Illinois should adopt similar practices to strengthen legislative oversight and prevent future unsustainable spending commitments.

In addition, Illinois needs to adopt a more standardized and transparent budgeting framework. It can do this by:

  • Increasing transparency in the budgeting process by giving lawmakers sufficient time to review and debate the final budget.
  • Implementing multi-year budgeting, with independent institutions producing balanced projections based on realistic revenue and spending assumptions.
  • Including long-term revenue and tax projections along with preliminary policy options to cover potential future shortfalls.

Conclusion

Illinois is at a crossroads. Recent revenue windfalls, such as billions in temporary federal aid, have dried up and further tax hikes have become politically and economically toxic. This has only magnified the state’s historic problem: rapid spending increases driven by short-term policy and ideological priorities outpace what the state’s taxpayers and economy can sustain, even during periods of record revenues.
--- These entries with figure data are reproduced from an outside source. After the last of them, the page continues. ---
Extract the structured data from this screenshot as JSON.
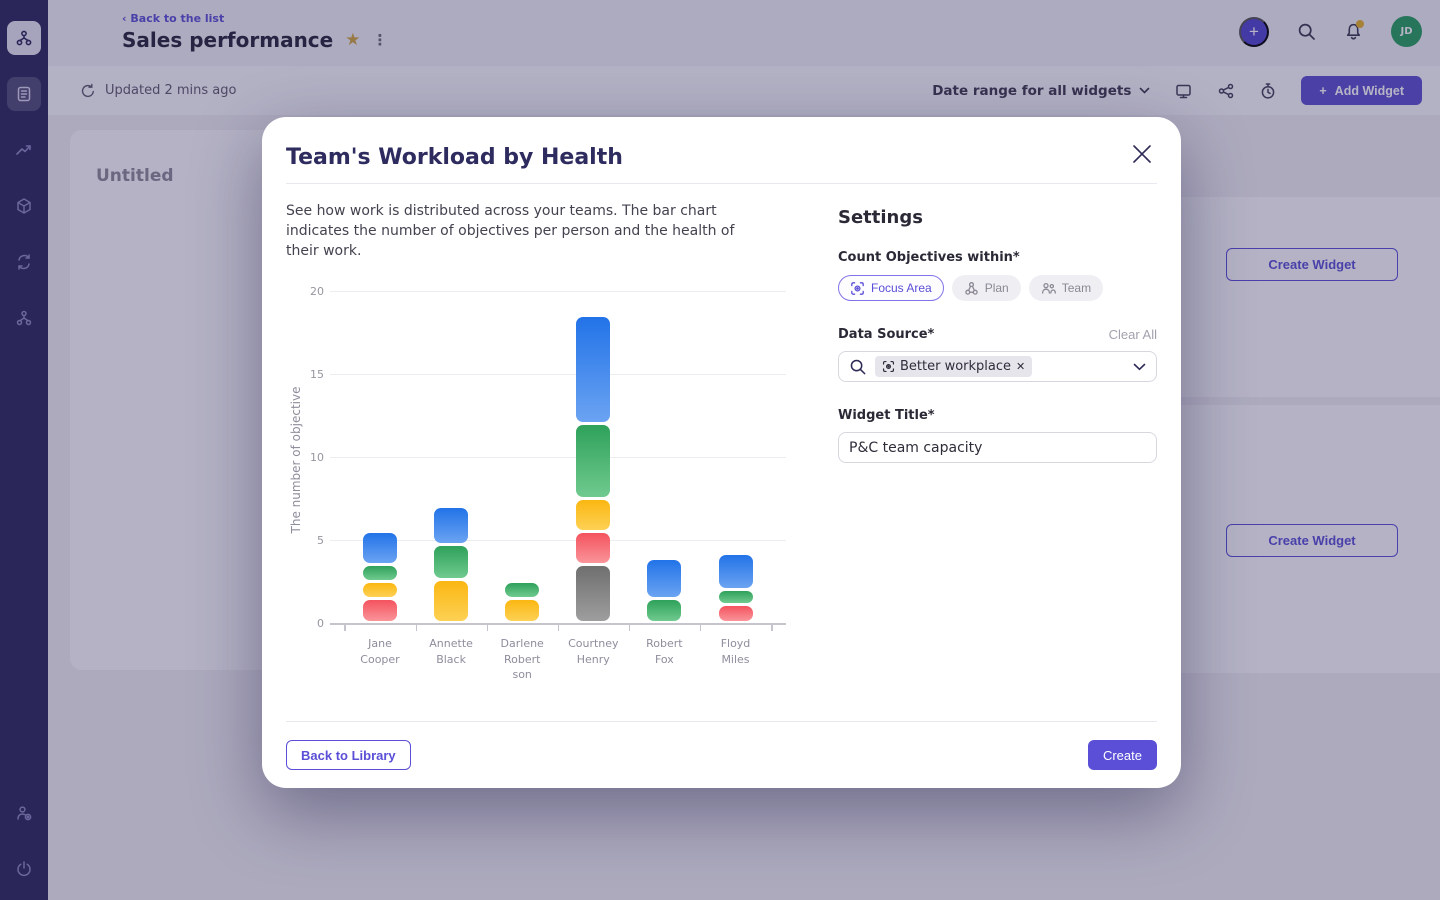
{
  "icons": {
    "plus": "+",
    "star": "★",
    "kebab": "⋮",
    "chip_remove": "✕",
    "back_arrow": "‹"
  },
  "colors": {
    "accent": "#5a4fd6",
    "sidebar_bg": "#2b285b",
    "avatar_bg": "#27a05f",
    "notif_dot": "#e8b225"
  },
  "topbar": {
    "back_label": "Back to the list",
    "title": "Sales performance",
    "avatar_initials": "JD"
  },
  "toolbar": {
    "updated_text": "Updated 2 mins ago",
    "date_range_label": "Date range for all widgets",
    "add_widget_label": "Add Widget"
  },
  "background": {
    "untitled_card_title": "Untitled",
    "create_widget_label_1": "Create Widget",
    "create_widget_label_2": "Create Widget"
  },
  "modal": {
    "title": "Team's Workload by Health",
    "description": "See how work is distributed across your teams. The bar chart indicates the number of objectives per person and the health of their work.",
    "settings": {
      "heading": "Settings",
      "count_objectives_label": "Count Objectives within*",
      "scope_options": [
        {
          "label": "Focus Area",
          "selected": true
        },
        {
          "label": "Plan",
          "selected": false
        },
        {
          "label": "Team",
          "selected": false
        }
      ],
      "data_source_label": "Data Source*",
      "clear_all_label": "Clear All",
      "data_source_chip": "Better workplace",
      "widget_title_label": "Widget Title*",
      "widget_title_value": "P&C team capacity"
    },
    "footer": {
      "back_label": "Back to Library",
      "create_label": "Create"
    }
  },
  "chart_data": {
    "type": "stacked-bar",
    "title": "",
    "xlabel": "",
    "ylabel": "The number of objective",
    "ylim": [
      0,
      20
    ],
    "yticks": [
      0,
      5,
      10,
      15,
      20
    ],
    "grid": "horizontal",
    "legend": "none",
    "categories": [
      "Jane Cooper",
      "Annette Black",
      "Darlene Robertson",
      "Courtney Henry",
      "Robert Fox",
      "Floyd Miles"
    ],
    "category_label_lines": [
      [
        "Jane",
        "Cooper"
      ],
      [
        "Annette",
        "Black"
      ],
      [
        "Darlene",
        "Robert",
        "son"
      ],
      [
        "Courtney",
        "Henry"
      ],
      [
        "Robert",
        "Fox"
      ],
      [
        "Floyd",
        "Miles"
      ]
    ],
    "colors": {
      "blue": [
        "#2273e8",
        "#6ba3f2"
      ],
      "green": [
        "#2ea15a",
        "#70ca8f"
      ],
      "yellow": [
        "#fbb712",
        "#fdd155"
      ],
      "red": [
        "#f4535e",
        "#fa949a"
      ],
      "gray": [
        "#6f6f6f",
        "#9e9e9e"
      ]
    },
    "bars": [
      {
        "name": "Jane Cooper",
        "total": 5.5,
        "segments": [
          {
            "color": "red",
            "value": 1.5
          },
          {
            "color": "yellow",
            "value": 1
          },
          {
            "color": "green",
            "value": 1
          },
          {
            "color": "blue",
            "value": 2
          }
        ]
      },
      {
        "name": "Annette Black",
        "total": 7,
        "segments": [
          {
            "color": "yellow",
            "value": 2.6
          },
          {
            "color": "green",
            "value": 2.1
          },
          {
            "color": "blue",
            "value": 2.3
          }
        ]
      },
      {
        "name": "Darlene Robertson",
        "total": 2.5,
        "segments": [
          {
            "color": "yellow",
            "value": 1.5
          },
          {
            "color": "green",
            "value": 1
          }
        ]
      },
      {
        "name": "Courtney Henry",
        "total": 18.5,
        "segments": [
          {
            "color": "gray",
            "value": 3.5
          },
          {
            "color": "red",
            "value": 2
          },
          {
            "color": "yellow",
            "value": 2
          },
          {
            "color": "green",
            "value": 4.5
          },
          {
            "color": "blue",
            "value": 6.5
          }
        ]
      },
      {
        "name": "Robert Fox",
        "total": 3.9,
        "segments": [
          {
            "color": "green",
            "value": 1.5
          },
          {
            "color": "blue",
            "value": 2.4
          }
        ]
      },
      {
        "name": "Floyd Miles",
        "total": 4.2,
        "segments": [
          {
            "color": "red",
            "value": 1.1
          },
          {
            "color": "green",
            "value": 0.9
          },
          {
            "color": "blue",
            "value": 2.2
          }
        ]
      }
    ]
  }
}
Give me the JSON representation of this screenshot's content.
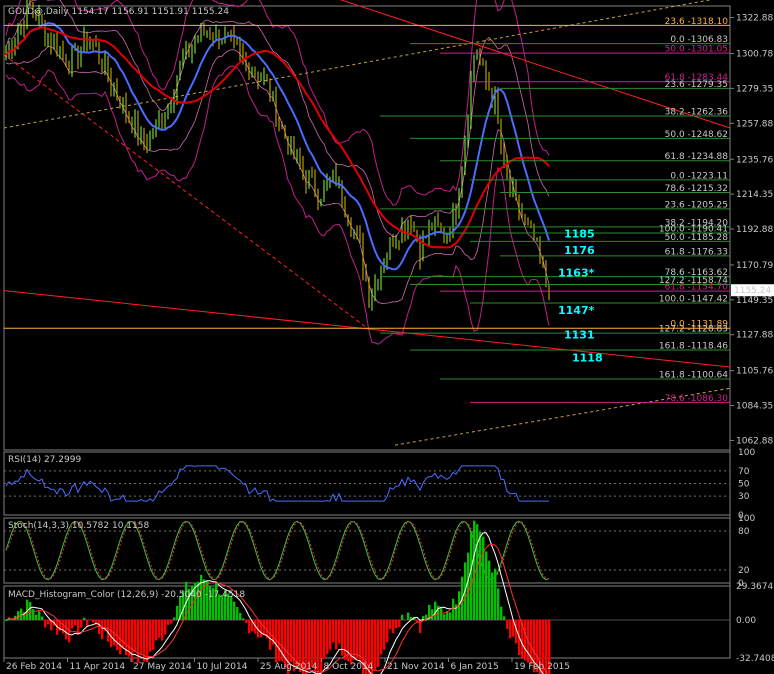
{
  "header": {
    "symbol": "GOLD@,Daily",
    "ohlc": "1154.17 1156.91 1151.91 1155.24"
  },
  "colors": {
    "background": "#000000",
    "frame": "#808080",
    "ma_fast": "#4a6cff",
    "ma_slow": "#e00000",
    "bands": "#c0208a",
    "fib": "#2e8b2e",
    "accent_label": "#00ffff"
  },
  "chart_data": {
    "type": "line",
    "main": {
      "price_axis": [
        "1322.88",
        "1300.78",
        "1279.35",
        "1257.88",
        "1235.76",
        "1214.35",
        "1192.88",
        "1170.79",
        "1149.35",
        "1127.88",
        "1105.76",
        "1084.35",
        "1062.88"
      ],
      "last_price": "1155.24",
      "date_axis": [
        "26 Feb 2014",
        "11 Apr 2014",
        "27 May 2014",
        "10 Jul 2014",
        "25 Aug 2014",
        "8 Oct 2014",
        "21 Nov 2014",
        "6 Jan 2015",
        "19 Feb 2015"
      ],
      "fib_labels": [
        {
          "text": "23.6 -1318.10",
          "price": 1318.1,
          "color": "#ffb040"
        },
        {
          "text": "0.0 -1306.83",
          "price": 1306.83,
          "color": "#c8c8c8"
        },
        {
          "text": "50.0 -1301.05",
          "price": 1301.05,
          "color": "#d02090"
        },
        {
          "text": "61.8 -1283.44",
          "price": 1283.44,
          "color": "#d02090"
        },
        {
          "text": "23.6 -1279.35",
          "price": 1279.35,
          "color": "#c8c8c8"
        },
        {
          "text": "38.2 -1262.36",
          "price": 1262.36,
          "color": "#c8c8c8"
        },
        {
          "text": "50.0 -1248.62",
          "price": 1248.62,
          "color": "#c8c8c8"
        },
        {
          "text": "61.8 -1234.88",
          "price": 1234.88,
          "color": "#c8c8c8"
        },
        {
          "text": "0.0 -1223.11",
          "price": 1223.11,
          "color": "#c8c8c8"
        },
        {
          "text": "78.6 -1215.32",
          "price": 1215.32,
          "color": "#c8c8c8"
        },
        {
          "text": "23.6 -1205.25",
          "price": 1205.25,
          "color": "#c8c8c8"
        },
        {
          "text": "38.2 -1194.20",
          "price": 1194.2,
          "color": "#c8c8c8"
        },
        {
          "text": "100.0 -1190.41",
          "price": 1190.41,
          "color": "#c8c8c8"
        },
        {
          "text": "50.0 -1185.28",
          "price": 1185.28,
          "color": "#c8c8c8"
        },
        {
          "text": "61.8 -1176.33",
          "price": 1176.33,
          "color": "#c8c8c8"
        },
        {
          "text": "78.6 -1163.62",
          "price": 1163.62,
          "color": "#c8c8c8"
        },
        {
          "text": "127.2 -1158.74",
          "price": 1158.74,
          "color": "#c8c8c8"
        },
        {
          "text": "61.8 -1154.70",
          "price": 1154.7,
          "color": "#d02090"
        },
        {
          "text": "100.0 -1147.42",
          "price": 1147.42,
          "color": "#c8c8c8"
        },
        {
          "text": "0.0 -1131.89",
          "price": 1131.89,
          "color": "#ffb040"
        },
        {
          "text": "127.2 -1128.83",
          "price": 1128.83,
          "color": "#c8c8c8"
        },
        {
          "text": "161.8 -1118.46",
          "price": 1118.46,
          "color": "#c8c8c8"
        },
        {
          "text": "161.8 -1100.64",
          "price": 1100.64,
          "color": "#c8c8c8"
        },
        {
          "text": "78.6 -1086.30",
          "price": 1086.3,
          "color": "#d02090"
        }
      ],
      "level_labels": [
        {
          "text": "1185",
          "price": 1190
        },
        {
          "text": "1176",
          "price": 1180
        },
        {
          "text": "1163*",
          "price": 1166
        },
        {
          "text": "1147*",
          "price": 1143
        },
        {
          "text": "1131",
          "price": 1128
        },
        {
          "text": "1118",
          "price": 1114
        }
      ]
    },
    "rsi": {
      "title": "RSI(14) 27.2999",
      "axis": [
        "100",
        "70",
        "50",
        "30",
        "0"
      ],
      "levels": [
        70,
        50,
        30
      ]
    },
    "stoch": {
      "title": "Stoch(14,3,3) 10.5782 10.1158",
      "axis": [
        "100",
        "80",
        "20",
        "0"
      ],
      "levels": [
        80,
        20
      ]
    },
    "macd": {
      "title": "MACD_Histogram_Color (12,26,9) -20.5040 -17.4518",
      "axis": [
        "29.3674",
        "0.00",
        "-32.7408"
      ]
    }
  }
}
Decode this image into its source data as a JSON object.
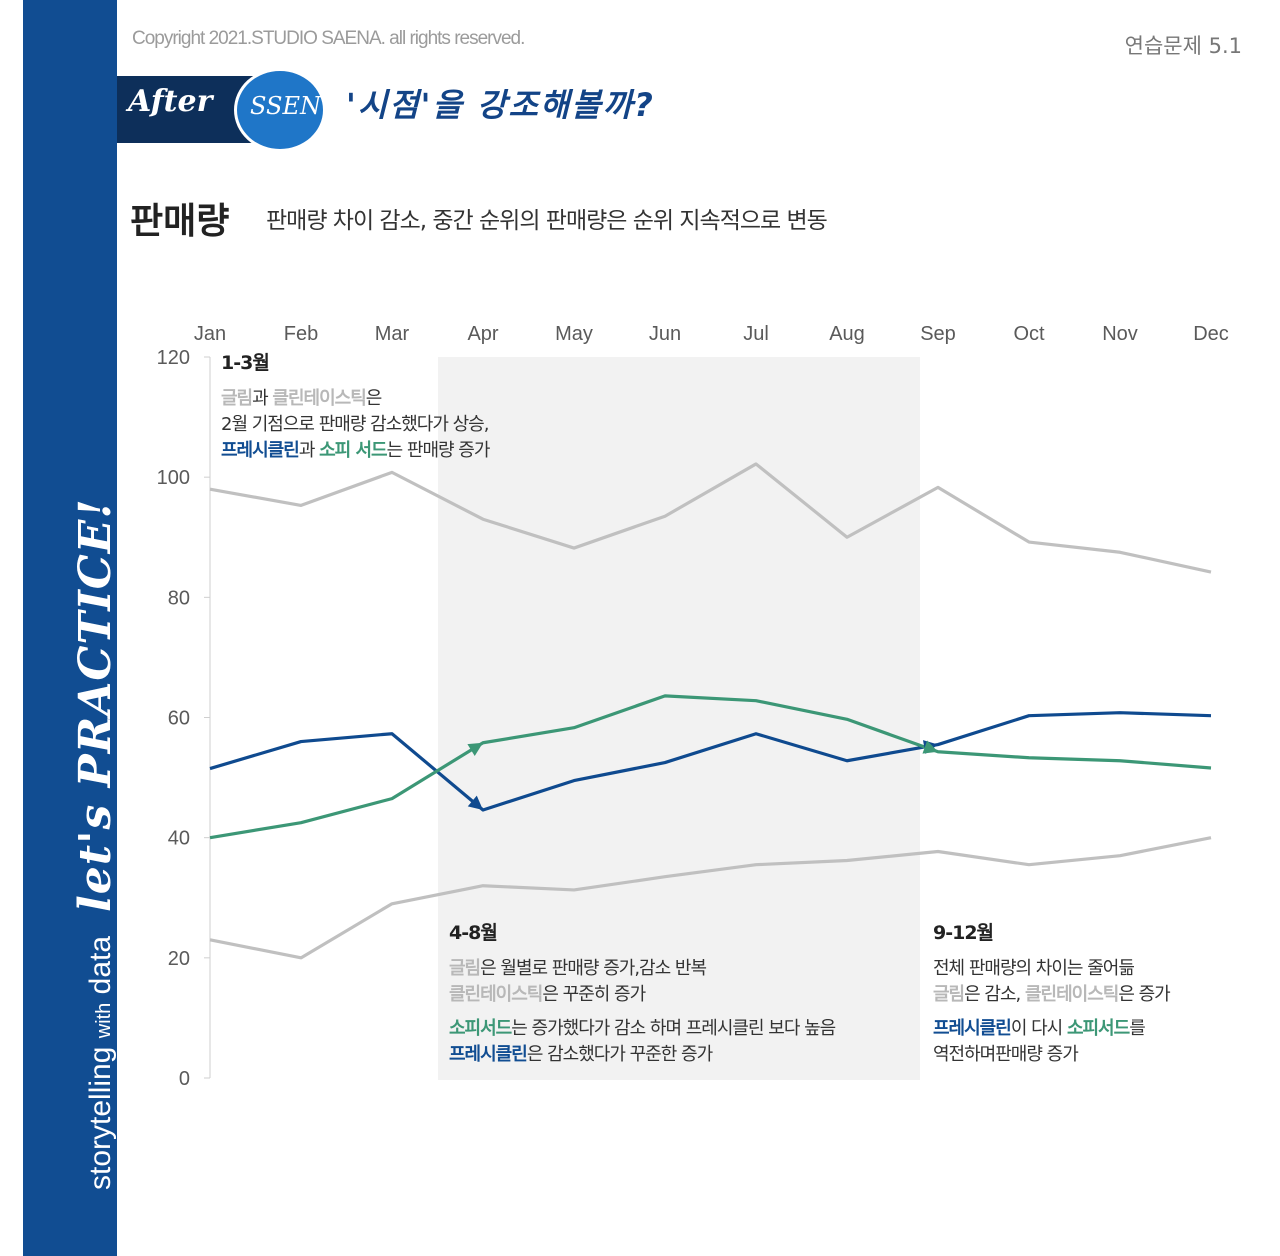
{
  "header": {
    "copyright": "Copyright 2021.STUDIO SAENA. all rights reserved.",
    "practice_label": "연습문제 5.1",
    "after_label": "After",
    "ssen_label": "SSEN",
    "headline": "'시점'을 강조해볼까?",
    "title": "판매량",
    "subtitle": "판매량 차이 감소, 중간 순위의 판매량은 순위 지속적으로 변동"
  },
  "sidebar": {
    "part1": "storytelling ",
    "part2": "with",
    "part3": " data",
    "part4": "let's PRACTICE!"
  },
  "colors": {
    "sidebar": "#114d92",
    "gray_line": "#c0c0c0",
    "blue_line": "#0f4a8f",
    "green_line": "#3c9776",
    "highlight": "#f2f2f2"
  },
  "annotations": {
    "a1": {
      "heading": "1-3월",
      "l1_a": "글림",
      "l1_b": "과 ",
      "l1_c": "클린테이스틱",
      "l1_d": "은",
      "l2": "2월 기점으로 판매량 감소했다가 상승,",
      "l3_a": "프레시클린",
      "l3_b": "과 ",
      "l3_c": "소피 서드",
      "l3_d": "는 판매량 증가"
    },
    "a2": {
      "heading": "4-8월",
      "l1_a": "글림",
      "l1_b": "은 월별로 판매량 증가,감소 반복",
      "l2_a": "클린테이스틱",
      "l2_b": "은 꾸준히 증가",
      "l3_a": "소피서드",
      "l3_b": "는 증가했다가 감소 하며 프레시클린 보다 높음",
      "l4_a": "프레시클린",
      "l4_b": "은 감소했다가 꾸준한 증가"
    },
    "a3": {
      "heading": "9-12월",
      "l1": "전체 판매량의 차이는 줄어듦",
      "l2_a": "글림",
      "l2_b": "은 감소, ",
      "l2_c": "클린테이스틱",
      "l2_d": "은 증가",
      "l3_a": "프레시클린",
      "l3_b": "이 다시 ",
      "l3_c": "소피서드",
      "l3_d": "를",
      "l4": "역전하며판매량 증가"
    }
  },
  "chart_data": {
    "type": "line",
    "categories": [
      "Jan",
      "Feb",
      "Mar",
      "Apr",
      "May",
      "Jun",
      "Jul",
      "Aug",
      "Sep",
      "Oct",
      "Nov",
      "Dec"
    ],
    "y_ticks": [
      "0",
      "20",
      "40",
      "60",
      "80",
      "100",
      "120"
    ],
    "ylim": [
      0,
      120
    ],
    "x_axis_position": "top",
    "highlight_range": [
      "Apr",
      "Aug"
    ],
    "series": [
      {
        "color": "#c0c0c0",
        "values": [
          98,
          95.3,
          100.8,
          93,
          88.2,
          93.5,
          102.2,
          90,
          98.3,
          89.2,
          87.5,
          84.2
        ]
      },
      {
        "color": "#c0c0c0",
        "values": [
          23,
          20,
          29,
          32,
          31.3,
          33.5,
          35.5,
          36.2,
          37.7,
          35.5,
          37,
          40
        ]
      },
      {
        "color": "#0f4a8f",
        "values": [
          51.5,
          56,
          57.3,
          44.6,
          49.5,
          52.5,
          57.3,
          52.8,
          55.5,
          60.3,
          60.8,
          60.3
        ]
      },
      {
        "color": "#3c9776",
        "values": [
          40,
          42.5,
          46.5,
          55.8,
          58.3,
          63.6,
          62.8,
          59.7,
          54.3,
          53.3,
          52.8,
          51.6
        ]
      }
    ]
  }
}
The good news is Illinois leaders have a choice: By adopting predictable budgeting practices, rightsizing government costs and prioritizing pro-growth policies, the state can undo past mistakes and set the foundation for long-term stability and growth.

Illinois Forward 2027 offers a practical path to limit tax burdens, close structural deficits, reduce debt and spur economic growth for all Illinoisans. It can again let Illinois be the economic powerhouse at the heart of the nation.